The informed consent template contains suggested language for informed consent required by ethical considerations and federal regulations. The supplemental brochure provides answers to questions that prospective participants in population-based research involving genetics are likely to ask, such as: Why is this study being done? What is involved in this study? How will information about me be kept private? What are the risks of the study?  Are any costs or payment involved? How will I find out about the results of the study?

We are in the infancy of the "genetic revolution" and much is unknown. Establishing associations between genes and disease in the general population begins with quantifying statistical relations, and even those relations that appear to be significant cannot be applied to particular individuals. As in other epidemiologic research, the interpretation of such data requires replication of findings from other studies. In addition, many population-based genetic studies will focus on gene variants associated with low individual risk of disease (low penetrance). Family-based studies provide a unique framework for investigating gene variants with high disease risk (high penetrance). Low penetrance gene variants lead to smaller increases in relative risk for disease and to a corresponding decrease in the probability of harm stemming from misuse of the information. Research on low-penetrance gene variants may, however, allow better understanding of disease mechanisms and the role of environmental exposures on a population level and can provide significant opportunities for public health intervention.

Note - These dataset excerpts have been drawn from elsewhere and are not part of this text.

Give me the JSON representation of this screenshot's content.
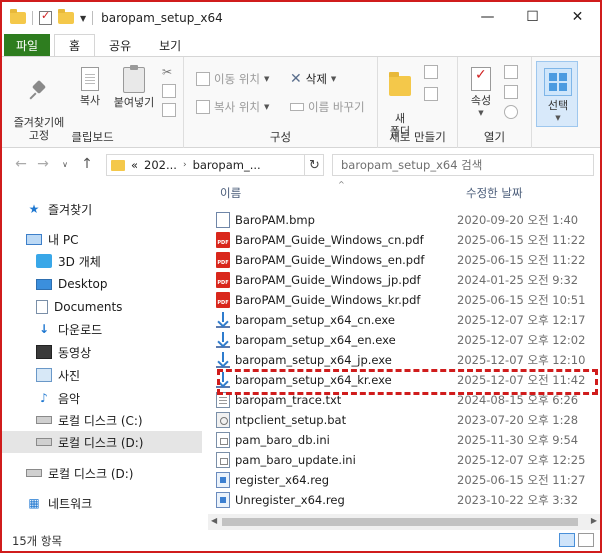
{
  "window": {
    "title": "baropam_setup_x64",
    "minimize": "—",
    "maximize": "☐",
    "close": "✕"
  },
  "tabs": [
    "파일",
    "홈",
    "공유",
    "보기"
  ],
  "ribbon": {
    "clipboard": {
      "pin_label": "즐겨찾기에\n고정",
      "copy_label": "복사",
      "paste_label": "붙여넣기",
      "group_label": "클립보드"
    },
    "organize": {
      "move_label": "이동 위치",
      "copy_to_label": "복사 위치",
      "delete_label": "삭제",
      "rename_label": "이름 바꾸기",
      "group_label": "구성"
    },
    "new": {
      "new_folder_label": "새\n폴더",
      "group_label": "새로 만들기"
    },
    "open": {
      "properties_label": "속성",
      "group_label": "열기"
    },
    "select": {
      "select_label": "선택"
    }
  },
  "address": {
    "prefix": "«",
    "segment1": "202...",
    "segment2": "baropam_...",
    "search_placeholder": "baropam_setup_x64 검색"
  },
  "nav_pane": {
    "items": [
      {
        "label": "즐겨찾기",
        "icon": "star-icon"
      },
      {
        "label": "내 PC",
        "icon": "pc-icon"
      },
      {
        "label": "3D 개체",
        "icon": "3d-objects-icon"
      },
      {
        "label": "Desktop",
        "icon": "desktop-icon"
      },
      {
        "label": "Documents",
        "icon": "documents-icon"
      },
      {
        "label": "다운로드",
        "icon": "download-icon"
      },
      {
        "label": "동영상",
        "icon": "video-icon"
      },
      {
        "label": "사진",
        "icon": "pictures-icon"
      },
      {
        "label": "음악",
        "icon": "music-icon"
      },
      {
        "label": "로컬 디스크 (C:)",
        "icon": "drive-icon"
      },
      {
        "label": "로컬 디스크 (D:)",
        "icon": "drive-icon"
      },
      {
        "label": "로컬 디스크 (D:)",
        "icon": "drive-icon"
      },
      {
        "label": "네트워크",
        "icon": "network-icon"
      }
    ]
  },
  "file_list": {
    "columns": {
      "name": "이름",
      "modified": "수정한 날짜"
    },
    "rows": [
      {
        "name": "BaroPAM.bmp",
        "modified": "2020-09-20 오전 1:40",
        "type": "bmp"
      },
      {
        "name": "BaroPAM_Guide_Windows_cn.pdf",
        "modified": "2025-06-15 오전 11:22",
        "type": "pdf"
      },
      {
        "name": "BaroPAM_Guide_Windows_en.pdf",
        "modified": "2025-06-15 오전 11:22",
        "type": "pdf"
      },
      {
        "name": "BaroPAM_Guide_Windows_jp.pdf",
        "modified": "2024-01-25 오전 9:32",
        "type": "pdf"
      },
      {
        "name": "BaroPAM_Guide_Windows_kr.pdf",
        "modified": "2025-06-15 오전 10:51",
        "type": "pdf"
      },
      {
        "name": "baropam_setup_x64_cn.exe",
        "modified": "2025-12-07 오후 12:17",
        "type": "exe"
      },
      {
        "name": "baropam_setup_x64_en.exe",
        "modified": "2025-12-07 오후 12:02",
        "type": "exe"
      },
      {
        "name": "baropam_setup_x64_jp.exe",
        "modified": "2025-12-07 오후 12:10",
        "type": "exe"
      },
      {
        "name": "baropam_setup_x64_kr.exe",
        "modified": "2025-12-07 오전 11:42",
        "type": "exe"
      },
      {
        "name": "baropam_trace.txt",
        "modified": "2024-08-15 오후 6:26",
        "type": "txt"
      },
      {
        "name": "ntpclient_setup.bat",
        "modified": "2023-07-20 오후 1:28",
        "type": "bat"
      },
      {
        "name": "pam_baro_db.ini",
        "modified": "2025-11-30 오후 9:54",
        "type": "ini"
      },
      {
        "name": "pam_baro_update.ini",
        "modified": "2025-12-07 오후 12:25",
        "type": "ini"
      },
      {
        "name": "register_x64.reg",
        "modified": "2025-06-15 오전 11:27",
        "type": "reg"
      },
      {
        "name": "Unregister_x64.reg",
        "modified": "2023-10-22 오후 3:32",
        "type": "reg"
      }
    ]
  },
  "status": {
    "count": "15개 항목"
  },
  "colors": {
    "accent_file_tab": "#2e7d1f",
    "highlight": "#d01c1c",
    "pdf_icon": "#d9271c"
  }
}
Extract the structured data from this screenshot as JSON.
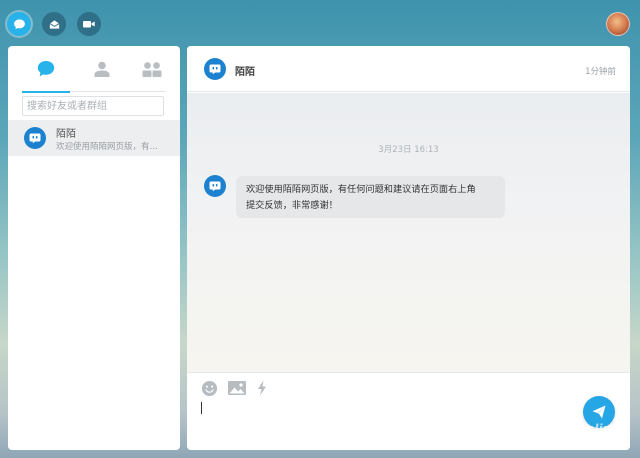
{
  "colors": {
    "accent": "#27b3e9",
    "bot_blue": "#1c82cf",
    "send": "#27a6e6"
  },
  "nav": {
    "items": [
      {
        "icon": "chat-bubble-icon",
        "active": true
      },
      {
        "icon": "mail-icon",
        "active": false
      },
      {
        "icon": "video-camera-icon",
        "active": false
      }
    ]
  },
  "sidebar": {
    "tabs": [
      {
        "icon": "chat-bubble-icon",
        "active": true
      },
      {
        "icon": "contact-icon",
        "active": false
      },
      {
        "icon": "group-icon",
        "active": false
      }
    ],
    "search": {
      "placeholder": "搜索好友或者群组",
      "value": ""
    },
    "conversations": [
      {
        "name": "陌陌",
        "preview": "欢迎使用陌陌网页版，有…",
        "icon": "momo-bot-icon"
      }
    ]
  },
  "chat": {
    "title": "陌陌",
    "status": "1分钟前",
    "timestamp": "3月23日 16:13",
    "messages": [
      {
        "sender": "陌陌",
        "lines": [
          "欢迎使用陌陌网页版，有任何问题和建议请在页面右上角",
          "提交反馈，非常感谢！"
        ]
      }
    ],
    "input": {
      "value": "",
      "placeholder": ""
    },
    "tools": [
      "emoji-icon",
      "image-icon",
      "flash-icon"
    ]
  },
  "watermark": {
    "brand": "PConline",
    "sub": "太平洋电脑网"
  }
}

There will be population-based studies for which the approach suggested by the working group is not appropriate. An example of this would be when previous studies have suggested strong gene-disease association or gene-environment interaction and researchers postulate some clinical value to individuals as a result of their study. Thus, the decision to use the approach suggested by the working group should be based at the outset on an assessment of the likelihood that research results will generate information that could lead directly to an evidence-based intervention.

The proposed approach is not fundamentally different from existing guidance for other kinds of public health research; rather it is an extension of these guidelines.  The suggested language applies when studies are exploratory in nature, as is currently typical of much population-based research involving genetics. Our ultimate challenge is to determine the benefits of using genetic information to target interventions that improve health and prevent disease. For that, we must acknowledge that gene discovery is only the beginning and that there is a crucial role for population research to fulfill the promise of the human genome project for citizens of the 21st century.